Us pastors are sheep. Us shepherds are sheep. We need the same food you need. We need forgiveness; we need the word of God. Because no pastor will be perfect, we are sinners like you. Oh I see myself in this text, horns just a little to sharp, a well-meaning nudge driving off a few. My heart wears thin for some of the confirmands that started and quit, when the pastor was too hard on them. I don’t blame them. I grieve for them, and pray for them. I look back and think of quite a few mistakes made, and bothersome conundrums. I wonder if there wouldn’t be a way to accommodate the mother financially dependent on her boyfriend that refused to marry her. What a mess! Girls don’t get yourself into that mess! Make them marry you! That is don’t move in with them. Parents take your daughters back. Don’t make them be dependent on loser boyfriends who want to use them. That isn’t love. Love doesn’t cohabitate. Love marries. Girls remember that. Love marries. It doesn’t cohabitate outside of marriage.
But one thing I am thankful for is the forgiveness of Christ. The forgiveness that forgives all. The forgiveness I get to share with you in everyday of grace before God judges between sheep and sheep, between rams and male Goats. I revel in that forgiveness. The forgiveness we share as a congregation. On the last day that will be all we have to stand on folks. We will only have forgiveness. So I am also thankful for a congregation, generous not only in financial matters, but shares all good things with the one who teaches as they are admonished in Galatians 6:6. One who is taught the word must share all good things with the one who teaches. (Galatians 6:6 (ESV) And the best good thing of all that a congregation can share with their teacher and shepherd, is that which he is to give to them, forgiveness. For that is how God watches over his flock, in a pasture green with forgiveness. And so he will bind up us lost, broken and starved sheep on the last day. And it will be forgiveness that distinguishes sheep from sheep, and rams from male goats, forgiveness in Christ alone.
Now the peace of God that surpasses all understanding keep your hearts and minds in Christ Jesus our Lord Amen.

3 comments:

Anonymous said...

"Forgiveness. That is all we have in the end."

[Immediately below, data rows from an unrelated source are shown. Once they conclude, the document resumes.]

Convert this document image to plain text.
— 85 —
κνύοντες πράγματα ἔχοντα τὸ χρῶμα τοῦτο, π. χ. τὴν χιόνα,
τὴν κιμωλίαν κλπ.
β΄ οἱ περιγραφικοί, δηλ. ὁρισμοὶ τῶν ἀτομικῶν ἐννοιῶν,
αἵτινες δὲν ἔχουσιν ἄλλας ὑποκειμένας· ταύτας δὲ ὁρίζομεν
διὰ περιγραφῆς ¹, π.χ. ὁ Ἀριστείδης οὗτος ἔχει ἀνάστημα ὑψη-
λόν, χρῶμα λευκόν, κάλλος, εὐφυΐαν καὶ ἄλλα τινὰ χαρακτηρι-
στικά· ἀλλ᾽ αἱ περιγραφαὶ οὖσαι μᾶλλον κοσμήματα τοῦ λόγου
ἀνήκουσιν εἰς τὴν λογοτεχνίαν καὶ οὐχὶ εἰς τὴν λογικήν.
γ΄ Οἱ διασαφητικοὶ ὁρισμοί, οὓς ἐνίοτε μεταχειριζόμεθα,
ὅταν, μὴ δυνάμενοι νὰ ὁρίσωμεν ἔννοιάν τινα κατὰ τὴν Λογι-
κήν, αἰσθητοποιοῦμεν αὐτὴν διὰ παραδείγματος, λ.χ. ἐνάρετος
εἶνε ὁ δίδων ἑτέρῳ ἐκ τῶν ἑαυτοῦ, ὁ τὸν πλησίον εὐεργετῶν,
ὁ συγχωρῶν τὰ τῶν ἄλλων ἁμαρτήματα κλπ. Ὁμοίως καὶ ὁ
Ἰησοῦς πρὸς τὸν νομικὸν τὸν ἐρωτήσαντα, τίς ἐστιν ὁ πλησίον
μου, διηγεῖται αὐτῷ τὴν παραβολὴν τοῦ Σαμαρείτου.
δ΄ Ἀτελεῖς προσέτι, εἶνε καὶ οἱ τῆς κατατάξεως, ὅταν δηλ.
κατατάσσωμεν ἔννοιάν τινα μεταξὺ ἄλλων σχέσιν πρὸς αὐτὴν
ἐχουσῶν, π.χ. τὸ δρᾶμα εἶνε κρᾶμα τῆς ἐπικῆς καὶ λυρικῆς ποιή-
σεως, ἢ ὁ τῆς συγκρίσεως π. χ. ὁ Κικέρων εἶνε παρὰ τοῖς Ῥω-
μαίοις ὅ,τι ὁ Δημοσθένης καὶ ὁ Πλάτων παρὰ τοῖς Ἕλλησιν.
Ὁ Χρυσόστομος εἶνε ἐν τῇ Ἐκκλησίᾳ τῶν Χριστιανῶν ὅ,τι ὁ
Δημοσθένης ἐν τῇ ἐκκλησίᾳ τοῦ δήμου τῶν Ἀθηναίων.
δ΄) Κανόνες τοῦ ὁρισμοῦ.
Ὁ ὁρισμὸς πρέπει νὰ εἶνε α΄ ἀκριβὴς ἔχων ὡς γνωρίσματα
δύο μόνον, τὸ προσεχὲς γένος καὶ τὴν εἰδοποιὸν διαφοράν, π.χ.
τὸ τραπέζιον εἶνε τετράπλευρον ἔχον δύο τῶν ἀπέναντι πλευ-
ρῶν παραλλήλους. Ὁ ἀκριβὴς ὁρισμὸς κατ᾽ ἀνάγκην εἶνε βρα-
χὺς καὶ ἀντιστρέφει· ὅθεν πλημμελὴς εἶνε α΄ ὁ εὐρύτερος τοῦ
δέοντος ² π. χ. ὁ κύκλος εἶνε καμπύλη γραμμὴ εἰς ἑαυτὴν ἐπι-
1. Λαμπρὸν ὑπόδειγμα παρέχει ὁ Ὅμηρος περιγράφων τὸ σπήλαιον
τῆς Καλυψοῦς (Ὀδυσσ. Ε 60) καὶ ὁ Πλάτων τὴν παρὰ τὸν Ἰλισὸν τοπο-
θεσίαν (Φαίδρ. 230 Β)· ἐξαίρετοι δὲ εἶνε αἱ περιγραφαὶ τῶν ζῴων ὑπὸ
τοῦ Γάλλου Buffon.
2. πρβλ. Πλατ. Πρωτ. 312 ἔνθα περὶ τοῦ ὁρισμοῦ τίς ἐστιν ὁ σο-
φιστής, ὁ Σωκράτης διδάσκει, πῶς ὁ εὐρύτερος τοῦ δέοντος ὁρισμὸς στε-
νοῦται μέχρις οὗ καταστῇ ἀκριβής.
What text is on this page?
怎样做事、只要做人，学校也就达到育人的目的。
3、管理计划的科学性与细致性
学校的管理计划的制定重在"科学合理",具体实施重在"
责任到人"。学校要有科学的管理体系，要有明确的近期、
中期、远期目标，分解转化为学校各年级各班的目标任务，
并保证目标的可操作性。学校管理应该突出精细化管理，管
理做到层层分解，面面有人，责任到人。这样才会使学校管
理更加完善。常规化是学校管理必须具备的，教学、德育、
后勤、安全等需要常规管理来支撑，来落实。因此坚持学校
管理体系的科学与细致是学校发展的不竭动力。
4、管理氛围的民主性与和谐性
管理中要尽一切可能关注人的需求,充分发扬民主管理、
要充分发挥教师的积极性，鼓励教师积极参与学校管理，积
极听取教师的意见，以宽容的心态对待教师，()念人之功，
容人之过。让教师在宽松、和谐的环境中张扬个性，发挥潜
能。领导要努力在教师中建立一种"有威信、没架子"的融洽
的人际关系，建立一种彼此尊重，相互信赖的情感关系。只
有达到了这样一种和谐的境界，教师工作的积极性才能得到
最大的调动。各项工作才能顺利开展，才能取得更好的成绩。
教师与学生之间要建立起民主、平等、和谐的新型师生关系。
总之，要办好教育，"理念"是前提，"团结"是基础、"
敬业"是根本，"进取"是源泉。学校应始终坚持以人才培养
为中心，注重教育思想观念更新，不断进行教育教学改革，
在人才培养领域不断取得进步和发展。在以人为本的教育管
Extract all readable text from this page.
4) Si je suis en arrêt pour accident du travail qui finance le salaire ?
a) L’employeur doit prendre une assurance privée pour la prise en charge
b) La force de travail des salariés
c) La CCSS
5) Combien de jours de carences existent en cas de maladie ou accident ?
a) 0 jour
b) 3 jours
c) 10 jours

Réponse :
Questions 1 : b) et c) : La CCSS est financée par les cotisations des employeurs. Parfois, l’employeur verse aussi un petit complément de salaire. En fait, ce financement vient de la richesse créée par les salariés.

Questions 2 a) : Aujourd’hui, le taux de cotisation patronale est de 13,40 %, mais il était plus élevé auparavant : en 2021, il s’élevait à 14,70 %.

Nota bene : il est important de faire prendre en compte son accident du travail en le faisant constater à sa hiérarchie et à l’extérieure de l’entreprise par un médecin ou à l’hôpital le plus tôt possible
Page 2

Man, have you got that right. That is all we have now, and that is all we'll have then. Thankfully, it is enough. It is enough.

Nice job Pastor!

Brigitte said...

Bless you for many things.

I think it's great you mentioned that about marrying vs. cohabiting, and not in a lecturing way but caring way. It is such a trap for women. In all my years in church, I don't think I've heard it mentioned in a sermon.

Bror Erickson said...

Thank you for that Brigitte. It is probably because it isn't heard in sermons very often that so many of our young women fall into that trap.